Les abords invivables de la Place de la République
Odeurs d'urine, tags, vitrines cassées... Les habitants et les commerçants du quartier ne sont pas moins citoyens que les noctambules agités et ils  attendent désormais la fin du mouvement Nuit Debout. Présents sur la place depuis le 31 mars, les débatteurs nient quant à eux que les débordements ne sont en rien liés à leur mobilisation. Simplement, ils servent d'abcès de fixation, mais ils ne se sentent en rien responsables. Mieux, en tant qu'agitateurs d'idées, ils ont le sentiment d'être constructifs... Les organisateurs de Nuit Debout doivent respecter leurs engagements"
Le soutien de la presse embarrasse le pouvoir
Il souhaiterait notamment faire la connaissance des organisateurs de ce mouvement et d'avoir des interlocuteurs. "Ces débordements sont le fait de petits groupes qui se mêlent aux manifestants (...) Nous devons constater que les dégradations sont importantes", a estimé, conciliant,  le préfet de police, Michel Cadot, lors d'une conférence de presse. "Le scénario est toujours le même: celui d'un rassemblement 'Nuit Debout' en début de soirée, puis le temps passant, les participants se retirent et on assiste à un présence de plus en plus agressive de personnes qui cherchent à s'en prendre aux forces de l'ordre ou à dégrader des vitrines", a poursuivi Michel Cadot, suggérant que les Nuit Debout abandonnent le terrain aux camarades radicaux.

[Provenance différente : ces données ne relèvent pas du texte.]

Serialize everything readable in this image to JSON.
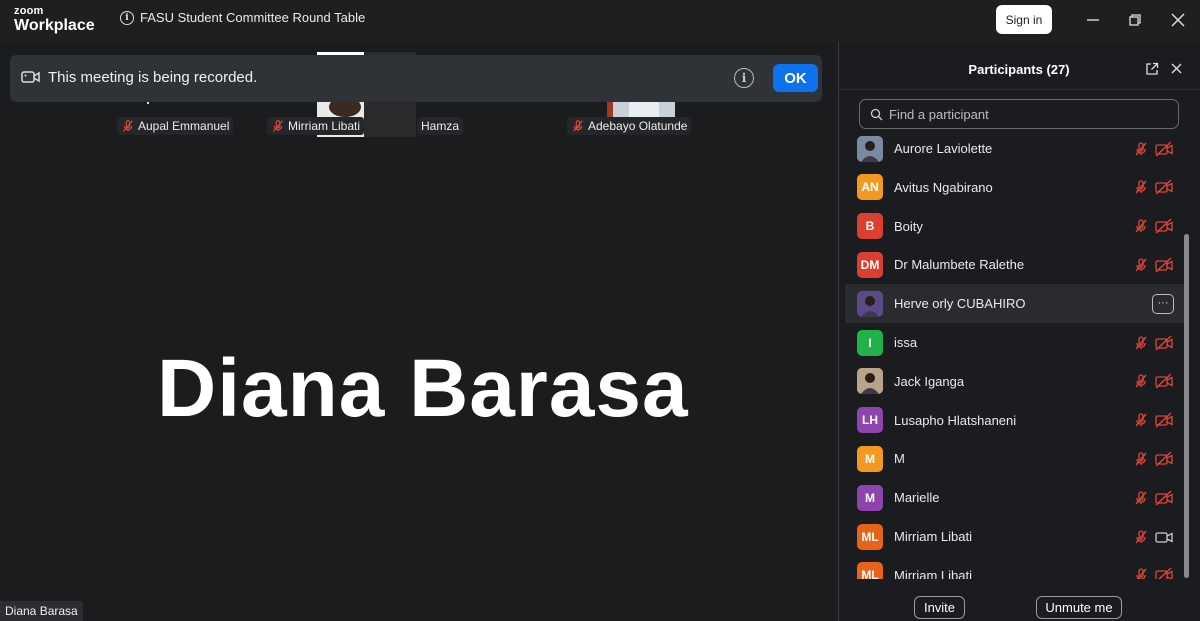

Le préfet de police de Paris, Michel Cadot, est revenu, ce samedi en fin de matinée, sur les violences qui se sont déroulées à l'occasion du rassemblement nocturne de Nuit Debout dans la capitale.

"Je souhaite faire passer aux organisateurs de ce mouvement ce message, à leur rappeler leurs responsabilités : il faut qu'ils respectent l'horaire auquel ils s'étaient engagés, à savoir quitter la place de la République à 1h du matin. J'appelle également les participants à rentrer chez eux à [ce même horaire], afin de ne pas permettre à ces petits groupes violents de commettre leurs exactions. J'ai proposé aux organisateurs de Nuit Debout de les rencontrer cet après-midi pour leur rappeler tout cela." "Nous souhaitons préserver ce lieu pour les manifestations démocratiques, mais nous ne pouvons tolérer les débordements qui les suivent", a-t-il encore précisé.

Le préfet de police de Paris a ajouté que, depuis le mois de mars, "412 personnes ont été interpellées à Paris et dans la petite couronne". Parmi elles, 193 ont été placées en garde à vue. 80 policiers et gendarmes ont également été blessés depuis le mois de mars, dans le cadre des manifestations contre la loi Travail ou lors d'incidents en marge de Nuit Debout.

La veille déjà, des affrontements avaient éclaté.
Dès l’après-midi, des échauffourées se sont développés dans la foulée d’une manifestation et les CRS ont riposté avec des charges et du gaz lacrymogène.
4 policiers ont été légèrement blessés et quelques manifestants ont été incommodés par des gaz lacrymogènes. Alors que près de 3.000 personnes se sont rassemblées jeudi en soirée, place de la République, une centaine de personnes ont commencé à brûler des palettes et des détritus vers 1h30 du matin.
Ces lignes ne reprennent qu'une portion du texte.